For a while now, we've had some empty space on our office dashboard. A couple of interesting ideas came up over drinks last week, for example:
- a Weasley clock tile for based on our colleagues' connected WiFi devices
- a Shazam tile that recognizes the music playing at the office
- a tile that counts the number of coffees brewed based on the coffee machine's grinding sound
The coffee grinder idea seemed easy enough: put a Raspberry Pi next to it and measure the sound levels. If the levels go above a certain treshold we can assume the machine is brewing coffee. Our coffee machine is located inside of a cabinet which make things even easier by further amplifying the sound and blocking out other random office noise. We could probably even count the espressos, small and large coffees separately based on the different audio patterns: short grind followed by a short pour is espresso, short grind followed by a medium pour is a small cup of coffee, etc...
Listening for coffee
As usual, we weren't the first people with a good idea. Only a month earlier, the people at Dataroots.io built the exact same thing! They even went the extra mile and instead of just comparing audio levels, they actually compare some of the recorded sound's distinct features (MFCC's) to a pre-recorded sample of the coffee machine. Their Python code and a more in-depth explanation can be found here. Here's a quick summary from their readme:
- Relocate the Raspberry Pi microphone just next to the coffee machine
- Listen and record environment sound every 0.7 seconds
- Compare the recorded environment sound with the original coffee grinder sound and measure the Euclidean distance
- If the distance is less than the configured threshold, it means that the coffee machine started brewing coffee
In Dataroot's original code, the event is then written to a PostgreSQL database. However, for our use-case we decided to send the event directly to our dashboard app. The coffee tile installed there will process the incoming request and store it in the dashboard's Sqlite database. Additionally, we've also added the python-dotenv package to keep our secrets safe in a
.env file. Our fork of Dataroot's Python code can be found here.

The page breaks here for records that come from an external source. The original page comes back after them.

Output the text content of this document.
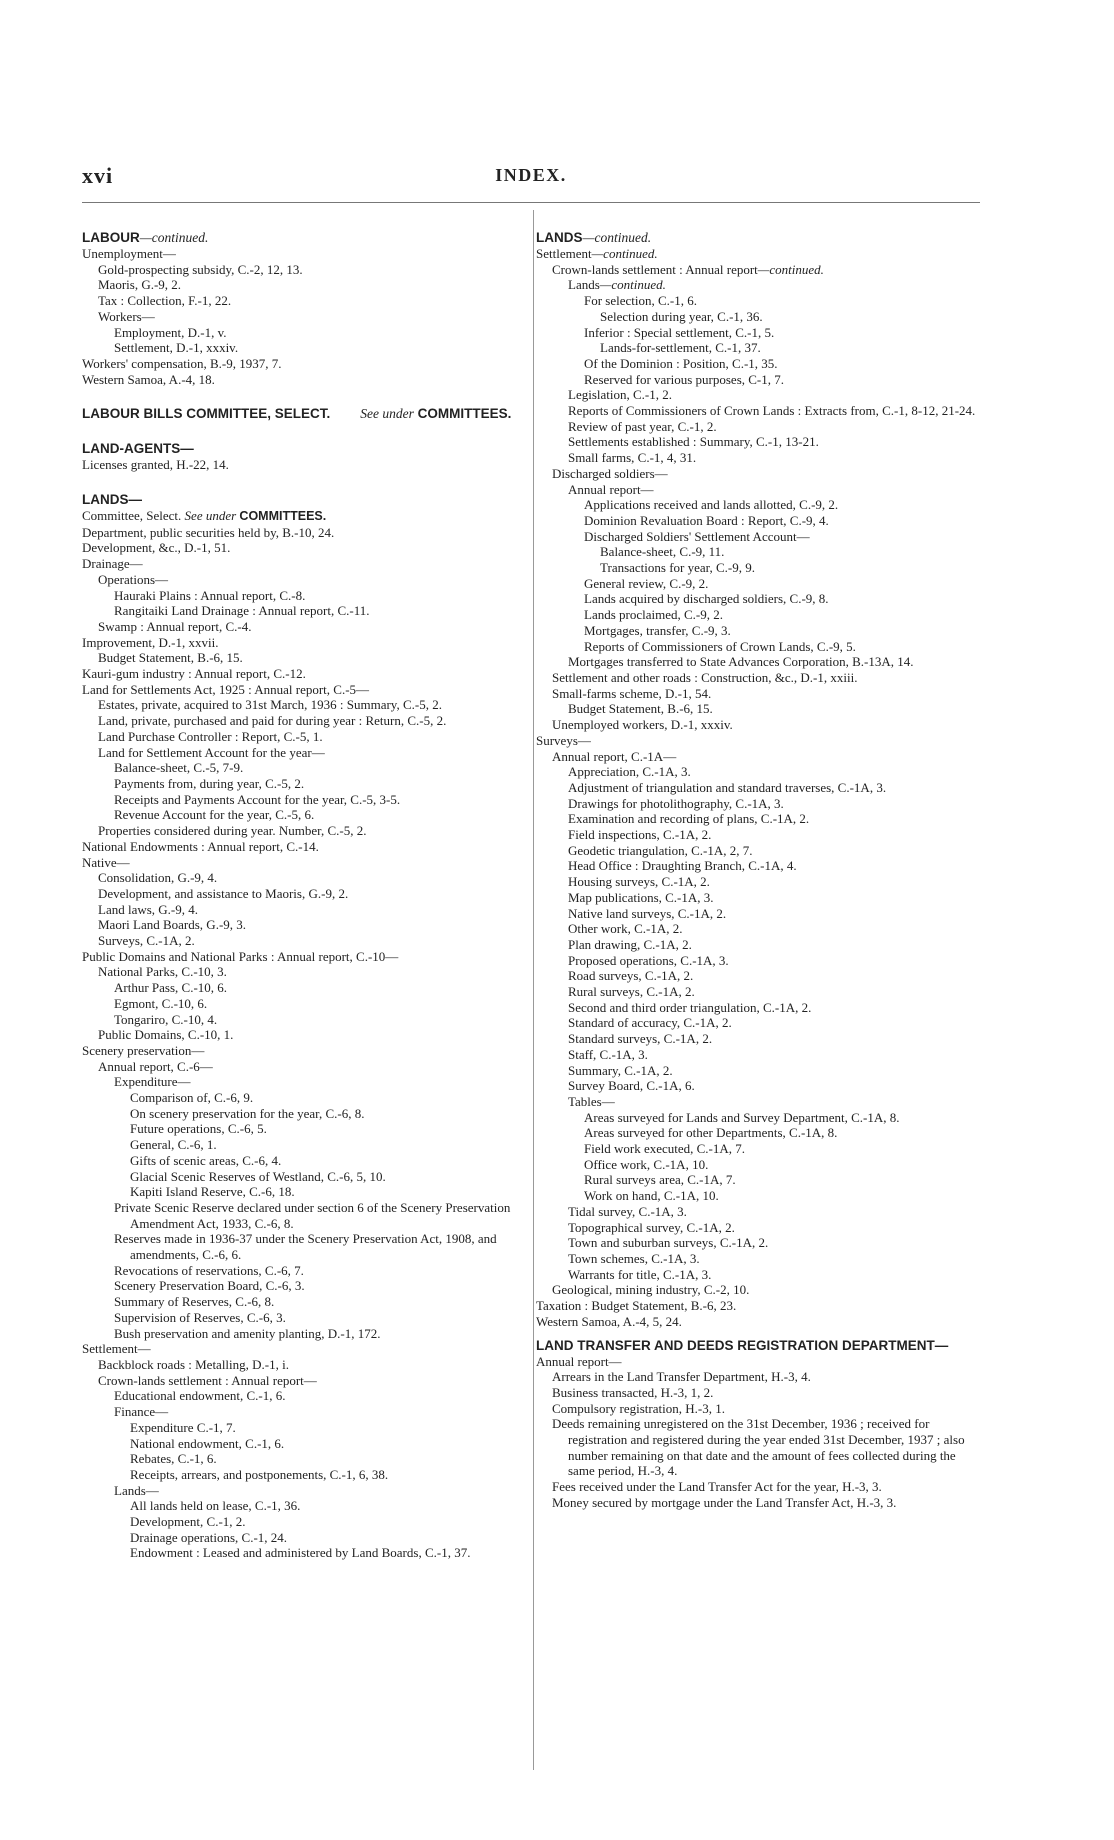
xvi	INDEX.
LABOUR—continued.
Unemployment—
Gold-prospecting subsidy, C.-2, 12, 13.
Maoris, G.-9, 2.
Tax : Collection, F.-1, 22.
Workers—
Employment, D.-1, v.
Settlement, D.-1, xxxiv.
Workers' compensation, B.-9, 1937, 7.
Western Samoa, A.-4, 18.
LABOUR BILLS COMMITTEE, SELECT. See under COMMITTEES.
LAND-AGENTS—
Licenses granted, H.-22, 14.
LANDS—
Committee, Select. See under COMMITTEES.
Department, public securities held by, B.-10, 24.
Development, &c., D.-1, 51.
Drainage—
Operations—
Hauraki Plains : Annual report, C.-8.
Rangitaiki Land Drainage : Annual report, C.-11.
Swamp : Annual report, C.-4.
Improvement, D.-1, xxvii.
Budget Statement, B.-6, 15.
Kauri-gum industry : Annual report, C.-12.
Land for Settlements Act, 1925 : Annual report, C.-5—
Estates, private, acquired to 31st March, 1936 : Summary, C.-5, 2.
Land, private, purchased and paid for during year : Return, C.-5, 2.
Land Purchase Controller : Report, C.-5, 1.
Land for Settlement Account for the year—
Balance-sheet, C.-5, 7-9.
Payments from, during year, C.-5, 2.
Receipts and Payments Account for the year, C.-5, 3-5.
Revenue Account for the year, C.-5, 6.
Properties considered during year. Number, C.-5, 2.
National Endowments : Annual report, C.-14.
Native—
Consolidation, G.-9, 4.
Development, and assistance to Maoris, G.-9, 2.
Land laws, G.-9, 4.
Maori Land Boards, G.-9, 3.
Surveys, C.-1A, 2.
Public Domains and National Parks : Annual report, C.-10—
National Parks, C.-10, 3.
Arthur Pass, C.-10, 6.
Egmont, C.-10, 6.
Tongariro, C.-10, 4.
Public Domains, C.-10, 1.
Scenery preservation—
Annual report, C.-6—
Expenditure—
Comparison of, C.-6, 9.
On scenery preservation for the year, C.-6, 8.
Future operations, C.-6, 5.
General, C.-6, 1.
Gifts of scenic areas, C.-6, 4.
Glacial Scenic Reserves of Westland, C.-6, 5, 10.
Kapiti Island Reserve, C.-6, 18.
Private Scenic Reserve declared under section 6 of the Scenery Preservation Amendment Act, 1933, C.-6, 8.
Reserves made in 1936-37 under the Scenery Preservation Act, 1908, and amendments, C.-6, 6.
Revocations of reservations, C.-6, 7.
Scenery Preservation Board, C.-6, 3.
Summary of Reserves, C.-6, 8.
Supervision of Reserves, C.-6, 3.
Bush preservation and amenity planting, D.-1, 172.
Settlement—
Backblock roads : Metalling, D.-1, i.
Crown-lands settlement : Annual report—
Educational endowment, C.-1, 6.
Finance—
Expenditure C.-1, 7.
National endowment, C.-1, 6.
Rebates, C.-1, 6.
Receipts, arrears, and postponements, C.-1, 6, 38.
Lands—
All lands held on lease, C.-1, 36.
Development, C.-1, 2.
Drainage operations, C.-1, 24.
Endowment : Leased and administered by Land Boards, C.-1, 37.
LANDS—continued.
Settlement—continued.
Crown-lands settlement : Annual report—continued.
Lands—continued.
For selection, C.-1, 6.
Selection during year, C.-1, 36.
Inferior : Special settlement, C.-1, 5.
Lands-for-settlement, C.-1, 37.
Of the Dominion : Position, C.-1, 35.
Reserved for various purposes, C-1, 7.
Legislation, C.-1, 2.
Reports of Commissioners of Crown Lands : Extracts from, C.-1, 8-12, 21-24.
Review of past year, C.-1, 2.
Settlements established : Summary, C.-1, 13-21.
Small farms, C.-1, 4, 31.
Discharged soldiers—
Annual report—
Applications received and lands allotted, C.-9, 2.
Dominion Revaluation Board : Report, C.-9, 4.
Discharged Soldiers' Settlement Account—
Balance-sheet, C.-9, 11.
Transactions for year, C.-9, 9.
General review, C.-9, 2.
Lands acquired by discharged soldiers, C.-9, 8.
Lands proclaimed, C.-9, 2.
Mortgages, transfer, C.-9, 3.
Reports of Commissioners of Crown Lands, C.-9, 5.
Mortgages transferred to State Advances Corporation, B.-13A, 14.
Settlement and other roads : Construction, &c., D.-1, xxiii.
Small-farms scheme, D.-1, 54.
Budget Statement, B.-6, 15.
Unemployed workers, D.-1, xxxiv.
Surveys—
Annual report, C.-1A—
Appreciation, C.-1A, 3.
Adjustment of triangulation and standard traverses, C.-1A, 3.
Drawings for photolithography, C.-1A, 3.
Examination and recording of plans, C.-1A, 2.
Field inspections, C.-1A, 2.
Geodetic triangulation, C.-1A, 2, 7.
Head Office : Draughting Branch, C.-1A, 4.
Housing surveys, C.-1A, 2.
Map publications, C.-1A, 3.
Native land surveys, C.-1A, 2.
Other work, C.-1A, 2.
Plan drawing, C.-1A, 2.
Proposed operations, C.-1A, 3.
Road surveys, C.-1A, 2.
Rural surveys, C.-1A, 2.
Second and third order triangulation, C.-1A, 2.
Standard of accuracy, C.-1A, 2.
Standard surveys, C.-1A, 2.
Staff, C.-1A, 3.
Summary, C.-1A, 2.
Survey Board, C.-1A, 6.
Tables—
Areas surveyed for Lands and Survey Department, C.-1A, 8.
Areas surveyed for other Departments, C.-1A, 8.
Field work executed, C.-1A, 7.
Office work, C.-1A, 10.
Rural surveys area, C.-1A, 7.
Work on hand, C.-1A, 10.
Tidal survey, C.-1A, 3.
Topographical survey, C.-1A, 2.
Town and suburban surveys, C.-1A, 2.
Town schemes, C.-1A, 3.
Warrants for title, C.-1A, 3.
Geological, mining industry, C.-2, 10.
Taxation : Budget Statement, B.-6, 23.
Western Samoa, A.-4, 5, 24.
LAND TRANSFER AND DEEDS REGISTRATION DEPARTMENT—
Annual report—
Arrears in the Land Transfer Department, H.-3, 4.
Business transacted, H.-3, 1, 2.
Compulsory registration, H.-3, 1.
Deeds remaining unregistered on the 31st December, 1936 ; received for registration and registered during the year ended 31st December, 1937 ; also number remaining on that date and the amount of fees collected during the same period, H.-3, 4.
Fees received under the Land Transfer Act for the year, H.-3, 3.
Money secured by mortgage under the Land Transfer Act, H.-3, 3.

A sidenote on noisy USB microphones
I noticed the microphone we are using was generating a lot of noise when I tried it at the office. This wasn't the case when I tried it at home the day before. The only real difference I can think of is that I had a USB keyboard plugged in at home that might've smoothed out the Pi's 5V rail. Feel free to PM me on Twitter if you have any idea how to solve this. Luckily, our coffee grinder is (a lot) louder than the microphone's background noise so this isn't much of an issue.

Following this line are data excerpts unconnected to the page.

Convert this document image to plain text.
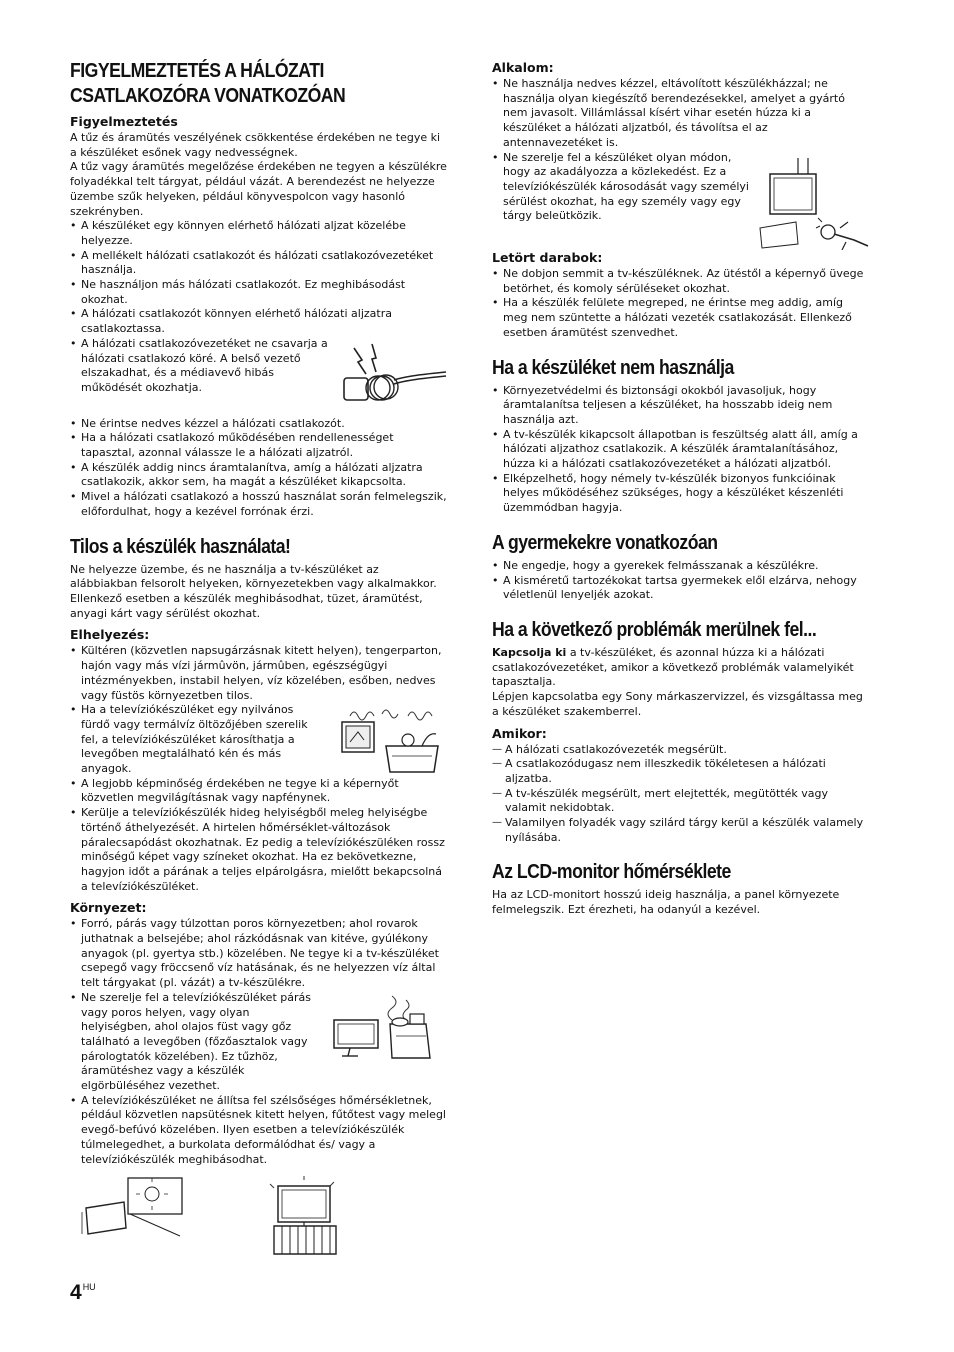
FIGYELMEZTETÉS A HÁLÓZATI CSATLAKOZÓRA VONATKOZÓAN
Figyelmeztetés

A tűz és áramütés veszélyének csökkentése érdekében ne tegye ki a készüléket esőnek vagy nedvességnek.

A tűz vagy áramütés megelőzése érdekében ne tegyen a készülékre folyadékkal telt tárgyat, például vázát. A berendezést ne helyezze üzembe szűk helyeken, például könyvespolcon vagy hasonló szekrényben.

• A készüléket egy könnyen elérhető hálózati aljzat közelébe helyezze.
• A mellékelt hálózati csatlakozót és hálózati csatlakozóvezetéket használja.
• Ne használjon más hálózati csatlakozót. Ez meghibásodást okozhat.
• A hálózati csatlakozót könnyen elérhető hálózati aljzatra csatlakoztassa.
• A hálózati csatlakozóvezetéket ne csavarja a hálózati csatlakozó köré. A belső vezető elszakadhat, és a médiavevő hibás működését okozhatja.
• Ne érintse nedves kézzel a hálózati csatlakozót.
• Ha a hálózati csatlakozó működésében rendellenességet tapasztal, azonnal válassze le a hálózati aljzatról.
• A készülék addig nincs áramtalanítva, amíg a hálózati aljzatra csatlakozik, akkor sem, ha magát a készüléket kikapcsolta.
• Mivel a hálózati csatlakozó a hosszú használat során felmelegszik, előfordulhat, hogy a kezével forrónak érzi.
Tilos a készülék használata!

Ne helyezze üzembe, és ne használja a tv-készüléket az alábbiakban felsorolt helyeken, környezetekben vagy alkalmakkor. Ellenkező esetben a készülék meghibásodhat, tüzet, áramütést, anyagi kárt vagy sérülést okozhat.

Elhelyezés:
• Kültéren (közvetlen napsugárzásnak kitett helyen), tengerparton, hajón vagy más vízi jármûvön, jármûben, egészségügyi intézményekben, instabil helyen, víz közelében, esőben, nedves vagy füstös környezetben tilos.
• Ha a televíziókészüléket egy nyilvános fürdő vagy termálvíz öltözőjében szerelik fel, a televíziókészüléket károsíthatja a levegőben megtalálható kén és más anyagok.
• A legjobb képminőség érdekében ne tegye ki a képernyőt közvetlen megvilágításnak vagy napfénynek.
• Kerülje a televíziókészülék hideg helyiségből meleg helyiségbe történő áthelyezését. A hirtelen hőmérséklet-változások páralecsapódást okozhatnak. Ez pedig a televíziókészüléken rossz minőségű képet vagy színeket okozhat. Ha ez bekövetkezne, hagyjon időt a párának a teljes elpárolgásra, mielőtt bekapcsolná a televíziókészüléket.
Környezet:
• Forró, párás vagy túlzottan poros környezetben; ahol rovarok juthatnak a belsejébe; ahol rázkódásnak van kitéve, gyúlékony anyagok (pl. gyertya stb.) közelében. Ne tegye ki a tv-készüléket csepegő vagy fröccsenő víz hatásának, és ne helyezzen víz által telt tárgyakat (pl. vázát) a tv-készülékre.
• Ne szerelje fel a televíziókészüléket párás vagy poros helyen, vagy olyan helyiségben, ahol olajos füst vagy gőz található a levegőben (főzőasztalok vagy párologtatók közelében). Ez tűzhöz, áramütéshez vagy a készülék elgörbüléséhez vezethet.
• A televíziókészüléket ne állítsa fel szélsőséges hőmérsékletnek, például közvetlen napsütésnek kitett helyen, fűtőtest vagy melegl evegő-befúvó közelében. Ilyen esetben a televíziókészülék túlmelegedhet, a burkolata deformálódhat és/ vagy a televíziókészülék meghibásodhat.
Alkalom:
• Ne használja nedves kézzel, eltávolított készülékházzal; ne használja olyan kiegészítő berendezésekkel, amelyet a gyártó nem javasolt. Villámlással kísért vihar esetén húzza ki a készüléket a hálózati aljzatból, és távolítsa el az antennavezetéket is.
• Ne szerelje fel a készüléket olyan módon, hogy az akadályozza a közlekedést. Ez a televíziókészülék károsodását vagy személyi sérülést okozhat, ha egy személy vagy egy tárgy beleütközik.
Letört darabok:
• Ne dobjon semmit a tv-készüléknek. Az ütéstől a képernyő üvege betörhet, és komoly sérüléseket okozhat.
• Ha a készülék felülete megreped, ne érintse meg addig, amíg meg nem szüntette a hálózati vezeték csatlakozását. Ellenkező esetben áramütést szenvedhet.
Ha a készüléket nem használja
• Környezetvédelmi és biztonsági okokból javasoljuk, hogy áramtalanítsa teljesen a készüléket, ha hosszabb ideig nem használja azt.
• A tv-készülék kikapcsolt állapotban is feszültség alatt áll, amíg a hálózati aljzathoz csatlakozik. A készülék áramtalanításához, húzza ki a hálózati csatlakozóvezetéket a hálózati aljzatból.
• Elképzelhető, hogy némely tv-készülék bizonyos funkcióinak helyes működéséhez szükséges, hogy a készüléket készenléti üzemmódban hagyja.
A gyermekekre vonatkozóan
• Ne engedje, hogy a gyerekek felmásszanak a készülékre.
• A kisméretű tartozékokat tartsa gyermekek elől elzárva, nehogy véletlenül lenyeljék azokat.
Ha a következő problémák merülnek fel...

Kapcsolja ki a tv-készüléket, és azonnal húzza ki a hálózati csatlakozóvezetéket, amikor a következő problémák valamelyikét tapasztalja.

Lépjen kapcsolatba egy Sony márkaszervizzel, és vizsgáltassa meg a készüléket szakemberrel.

Amikor:
— A hálózati csatlakozóvezeték megsérült.
— A csatlakozódugasz nem illeszkedik tökéletesen a hálózati aljzatba.
— A tv-készülék megsérült, mert elejtették, megütötték vagy valamit nekidobtak.
— Valamilyen folyadék vagy szilárd tárgy kerül a készülék valamely nyílásába.
Az LCD-monitor hőmérséklete

Ha az LCD-monitort hosszú ideig használja, a panel környezete felmelegszik. Ezt érezheti, ha odanyúl a kezével.

$4^{HU}$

The duration of each coffee machine sound is currently being logged. We're hoping to be able to recognize different patterns for each type and size of coffee and recognize the sound of the machine cleaning itself at the end of the day. This way we can get more accurate and granular statistics.
We're also thinking of listening for a sound sample of the machine running out of beans. This sound is distinctly different from the regular grinding sound. If that works alright, this would allow us to count the average number of coffees per refill and even predict when the machine is about to run out of beans. There's nothing worse than taking that first sip on a Monday morning and realising you're drinking watery coffee.